To write this ill-conceived volume, the publishers turned to the master of children's books in which nothing happens, Patricia MacLachlan. I know Sarah, Plain and Tall won the Newbery, but, my gosh, it's boring. Every now and then something almost threatens to happen (a dangerous storm, the possibility of Sarah going back to Maine), but it's always resolved in the least interesting way possible (no one is hurt and nothing is damaged; Sarah comes back from town bringing presents) .
MacLachlan deals with the necessary fact that the actual pitched plotline of this book is family is happy, parents die, the end by introducing a family fleeing the city during what is meant to be the Great Depression who stays with the Aldens until they can repair their car.
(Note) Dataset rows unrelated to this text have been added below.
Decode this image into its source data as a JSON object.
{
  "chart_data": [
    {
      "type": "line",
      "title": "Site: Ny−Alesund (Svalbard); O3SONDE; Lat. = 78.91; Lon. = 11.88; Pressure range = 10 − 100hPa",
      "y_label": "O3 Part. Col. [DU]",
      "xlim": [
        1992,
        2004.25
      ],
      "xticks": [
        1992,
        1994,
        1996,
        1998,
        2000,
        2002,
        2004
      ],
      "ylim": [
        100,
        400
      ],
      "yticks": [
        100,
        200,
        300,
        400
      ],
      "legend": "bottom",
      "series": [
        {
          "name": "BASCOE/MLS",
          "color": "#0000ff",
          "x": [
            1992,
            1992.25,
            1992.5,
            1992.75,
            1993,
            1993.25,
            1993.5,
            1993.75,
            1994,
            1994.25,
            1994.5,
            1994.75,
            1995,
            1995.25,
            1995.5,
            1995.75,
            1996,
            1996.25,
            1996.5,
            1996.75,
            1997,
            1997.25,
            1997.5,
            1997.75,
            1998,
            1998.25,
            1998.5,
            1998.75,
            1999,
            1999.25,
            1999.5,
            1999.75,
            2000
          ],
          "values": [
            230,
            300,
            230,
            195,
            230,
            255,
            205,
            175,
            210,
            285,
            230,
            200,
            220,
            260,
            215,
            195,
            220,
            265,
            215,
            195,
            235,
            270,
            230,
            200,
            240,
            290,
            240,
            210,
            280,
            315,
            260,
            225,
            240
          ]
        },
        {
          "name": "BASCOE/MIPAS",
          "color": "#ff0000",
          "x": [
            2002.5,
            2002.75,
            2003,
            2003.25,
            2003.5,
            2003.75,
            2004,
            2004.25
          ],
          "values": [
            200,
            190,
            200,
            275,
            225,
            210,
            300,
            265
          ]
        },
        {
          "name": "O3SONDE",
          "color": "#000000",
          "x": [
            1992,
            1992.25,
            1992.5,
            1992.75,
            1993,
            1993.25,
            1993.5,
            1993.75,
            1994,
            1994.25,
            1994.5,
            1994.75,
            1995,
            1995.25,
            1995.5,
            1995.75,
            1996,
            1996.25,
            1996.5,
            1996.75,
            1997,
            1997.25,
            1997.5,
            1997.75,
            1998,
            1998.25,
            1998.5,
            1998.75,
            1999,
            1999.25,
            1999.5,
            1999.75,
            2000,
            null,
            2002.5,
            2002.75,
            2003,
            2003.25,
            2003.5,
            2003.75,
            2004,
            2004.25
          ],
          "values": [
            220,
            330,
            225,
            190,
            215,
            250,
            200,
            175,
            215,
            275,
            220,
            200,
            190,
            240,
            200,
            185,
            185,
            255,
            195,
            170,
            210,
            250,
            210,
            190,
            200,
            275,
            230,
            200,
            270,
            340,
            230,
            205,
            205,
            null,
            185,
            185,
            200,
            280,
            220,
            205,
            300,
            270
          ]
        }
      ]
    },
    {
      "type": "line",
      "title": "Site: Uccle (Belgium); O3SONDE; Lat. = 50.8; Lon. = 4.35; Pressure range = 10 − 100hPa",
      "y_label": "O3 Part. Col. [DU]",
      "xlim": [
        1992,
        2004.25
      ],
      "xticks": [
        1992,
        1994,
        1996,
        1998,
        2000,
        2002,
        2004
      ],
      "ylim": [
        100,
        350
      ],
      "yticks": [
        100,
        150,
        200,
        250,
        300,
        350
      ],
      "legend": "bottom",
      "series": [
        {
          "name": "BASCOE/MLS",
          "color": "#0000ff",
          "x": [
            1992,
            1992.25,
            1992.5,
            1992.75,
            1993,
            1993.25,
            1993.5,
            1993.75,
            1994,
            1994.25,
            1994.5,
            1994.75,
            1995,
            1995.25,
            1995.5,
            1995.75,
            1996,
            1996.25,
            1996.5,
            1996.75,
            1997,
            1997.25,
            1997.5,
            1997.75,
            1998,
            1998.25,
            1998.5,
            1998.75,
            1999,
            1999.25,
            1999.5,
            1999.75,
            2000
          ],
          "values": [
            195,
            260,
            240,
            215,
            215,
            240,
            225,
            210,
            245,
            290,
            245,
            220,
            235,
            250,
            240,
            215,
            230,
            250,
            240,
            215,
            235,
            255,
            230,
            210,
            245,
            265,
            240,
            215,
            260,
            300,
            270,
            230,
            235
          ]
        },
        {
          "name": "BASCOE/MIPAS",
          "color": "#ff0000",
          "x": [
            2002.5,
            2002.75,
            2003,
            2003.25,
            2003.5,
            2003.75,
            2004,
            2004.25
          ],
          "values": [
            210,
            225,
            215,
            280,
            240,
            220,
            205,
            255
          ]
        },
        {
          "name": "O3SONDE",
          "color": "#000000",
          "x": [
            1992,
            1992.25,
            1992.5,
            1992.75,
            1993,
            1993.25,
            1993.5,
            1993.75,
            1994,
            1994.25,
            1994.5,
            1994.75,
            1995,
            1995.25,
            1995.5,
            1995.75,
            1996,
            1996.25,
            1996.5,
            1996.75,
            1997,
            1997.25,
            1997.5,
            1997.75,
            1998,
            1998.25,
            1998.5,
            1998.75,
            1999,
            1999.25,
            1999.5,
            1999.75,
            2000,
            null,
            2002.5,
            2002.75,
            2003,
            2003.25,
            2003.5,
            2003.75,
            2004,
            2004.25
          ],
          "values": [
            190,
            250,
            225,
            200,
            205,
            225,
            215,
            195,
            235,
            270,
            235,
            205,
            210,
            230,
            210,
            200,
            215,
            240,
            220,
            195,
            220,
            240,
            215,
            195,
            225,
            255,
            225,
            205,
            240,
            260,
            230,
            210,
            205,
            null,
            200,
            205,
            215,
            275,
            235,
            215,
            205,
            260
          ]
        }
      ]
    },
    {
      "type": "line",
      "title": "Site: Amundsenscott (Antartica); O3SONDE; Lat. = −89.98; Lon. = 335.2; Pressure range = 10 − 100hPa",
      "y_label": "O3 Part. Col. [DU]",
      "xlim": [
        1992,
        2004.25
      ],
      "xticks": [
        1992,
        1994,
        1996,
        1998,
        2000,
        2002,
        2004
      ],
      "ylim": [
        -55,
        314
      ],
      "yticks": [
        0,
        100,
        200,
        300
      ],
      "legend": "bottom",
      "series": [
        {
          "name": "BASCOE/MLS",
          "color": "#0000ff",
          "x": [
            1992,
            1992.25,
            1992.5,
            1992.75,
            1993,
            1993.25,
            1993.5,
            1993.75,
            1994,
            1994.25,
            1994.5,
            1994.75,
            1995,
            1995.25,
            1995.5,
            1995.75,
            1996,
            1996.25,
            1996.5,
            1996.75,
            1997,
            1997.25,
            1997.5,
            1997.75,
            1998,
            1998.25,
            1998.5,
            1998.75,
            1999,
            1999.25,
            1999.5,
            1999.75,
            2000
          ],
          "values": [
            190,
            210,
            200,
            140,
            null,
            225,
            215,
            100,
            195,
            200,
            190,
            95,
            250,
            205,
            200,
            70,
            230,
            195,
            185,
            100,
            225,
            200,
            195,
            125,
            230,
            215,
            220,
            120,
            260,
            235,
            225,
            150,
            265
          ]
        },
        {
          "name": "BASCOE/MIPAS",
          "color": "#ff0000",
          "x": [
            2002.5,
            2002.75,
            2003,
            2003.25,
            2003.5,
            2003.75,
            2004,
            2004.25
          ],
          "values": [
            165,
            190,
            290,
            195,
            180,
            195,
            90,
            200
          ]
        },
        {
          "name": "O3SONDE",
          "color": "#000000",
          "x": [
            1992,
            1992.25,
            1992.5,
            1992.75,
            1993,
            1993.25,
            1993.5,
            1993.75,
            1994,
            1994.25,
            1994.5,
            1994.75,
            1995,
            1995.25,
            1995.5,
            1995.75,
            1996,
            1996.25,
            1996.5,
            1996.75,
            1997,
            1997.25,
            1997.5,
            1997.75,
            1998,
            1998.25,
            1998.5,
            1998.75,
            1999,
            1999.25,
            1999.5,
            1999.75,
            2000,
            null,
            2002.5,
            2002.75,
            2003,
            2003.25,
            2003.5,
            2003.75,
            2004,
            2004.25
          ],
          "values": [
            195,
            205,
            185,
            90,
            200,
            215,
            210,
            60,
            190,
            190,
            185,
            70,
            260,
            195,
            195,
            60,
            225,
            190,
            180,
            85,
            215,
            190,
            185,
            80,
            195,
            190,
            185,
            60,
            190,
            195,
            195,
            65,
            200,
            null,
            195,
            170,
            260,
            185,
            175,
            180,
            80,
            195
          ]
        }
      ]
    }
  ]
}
The irony, of course, is that, while the edition of The Boxcar Children with which everyone is familiar, with the classic silhouette illustrations, was published in 1942, the book was actually first printed in 1923. Even in 1942, the story was clearly a nostalgic look back at an earlier time. MacLachlan's efforts to set the story just before World War II are jarring when set against the text of the original, from the soon-to-be-late Mother Alden playing "Over the Rainbow" (written 1939), "Good Night Irene" (1933), and "Pennies from Heaven" (1936) on the piano, to families on the brink of poverty and homelessness driving around in their own automobiles.
Worse are the anachronisms introduced into the story, whether it's Ma and Pa Alden assuring Violet she can have any career she wants to when she grows up, or the Alden family's adult neighbor urging the children to call him by his first name. If you're going to set a children's story in a historical period, then make it historically accurate!
Faith picked up this prequel at Half-Price Books, not as a used copy but from a stack of surplus that had been sent there to be sold at a loss. I can only hope this means that this blatant attempt to wring more money from Gertrude Chandler Warner's literary corpse has not been a banner success.